心衰药物对美国患者效果不佳
Before new drugs are approved for use, they go through a multi-step approval procedure. In recent years, the process has become more globalized, but a new study suggests that the results of clinical trials in one country or region may not be relevant for patients in another.
For many new drugs, the biggest market may be in Europe and North America, but when the testing moves out of the lab and into human subjects, increasingly the venues include low- and middle-income countries.
As a researcher and cardiologist, Dr. Christopher M. O'Connor, of the Duke University Medical Center in North Carolina, has seen studies of new-drug effectiveness that seemed to have different results in different countries. So he combined the results from several studies investigating the effectiveness of drugs called beta blockers for patients with heart failure.
The studies enrolled patients in both the United States and other countries. Overall, O'Connor says, beta blockers reduced the risk of death by about 32 to 35 percent.

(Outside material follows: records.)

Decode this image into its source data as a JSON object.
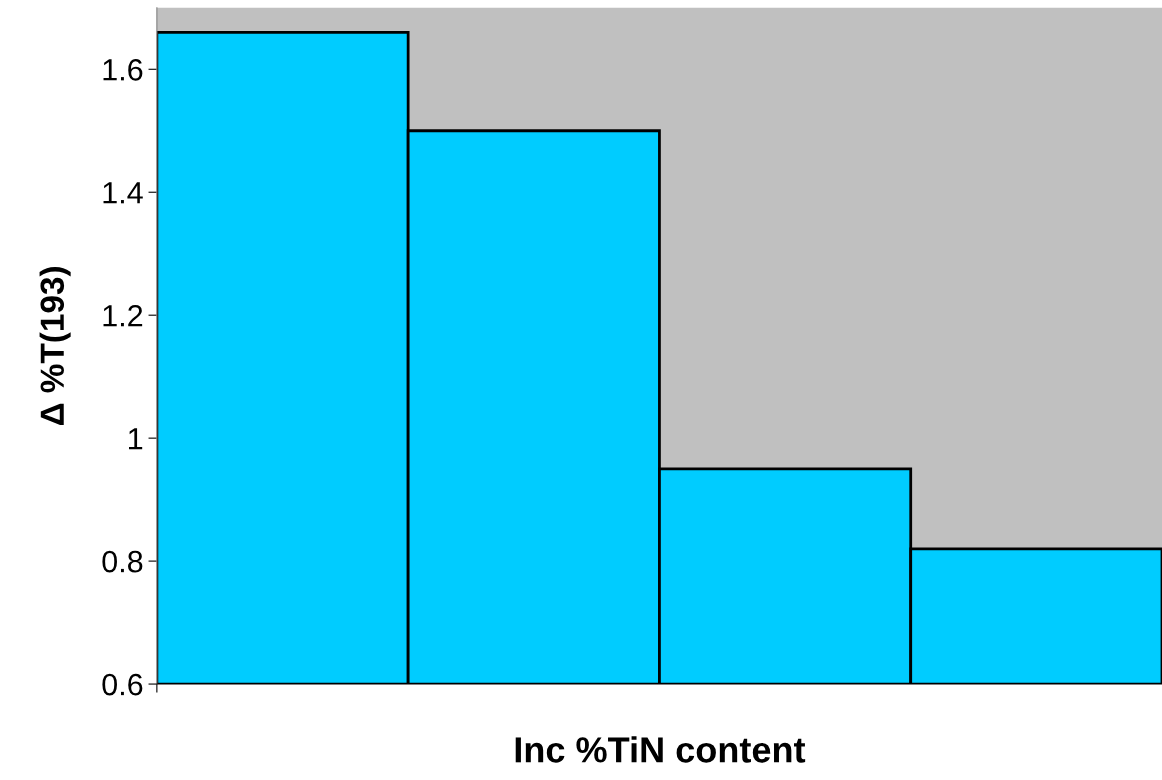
{
  "chart_data": {
    "type": "bar",
    "xlabel": "Inc %TiN content",
    "ylabel": "Δ %T(193)",
    "categories": [
      null,
      null,
      null,
      null
    ],
    "values": [
      1.66,
      1.5,
      0.95,
      0.82
    ],
    "color": "#00ccff",
    "ylim": [
      0.6,
      1.7
    ],
    "yticks": [
      0.6,
      0.8,
      1,
      1.2,
      1.4,
      1.6
    ],
    "grid": false,
    "legend": false
  }
}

"But what we found is that, in the United States, it was only an eight percent reduction; in the rest of the world it was a 36 percent reduction," he says.
So the question is, why?
"We know that there's differences in the way racial and ethnic groups handle drugs, for example. The way they metabolize drugs. There are genetic differences. There are important cultural and social differences."
Cultural and social differences, he says, may be reflected in a willingness to participate in a clinical trial or follow instructions if you do.
Combining the results of studies done in several countries can mask geographic differences. A drug that seems generally beneficial across the board can be very effective in one country, but nearly useless in another. And O'Connor says that could hurt patients.
"Once these trials suggest a benefit and get approved, they're going to be used by everybody across the globe," O'Connor says. "And what you don't want to have is a situation that you approve a drug or a device based on a global trial, and then realize five years later that, well, it didn't work in this part of the world or that part of the world."
O'Connor's study of how beta blockers vary in effectiveness in different geographic regions is published online by the Journal of the American College of Cardiology.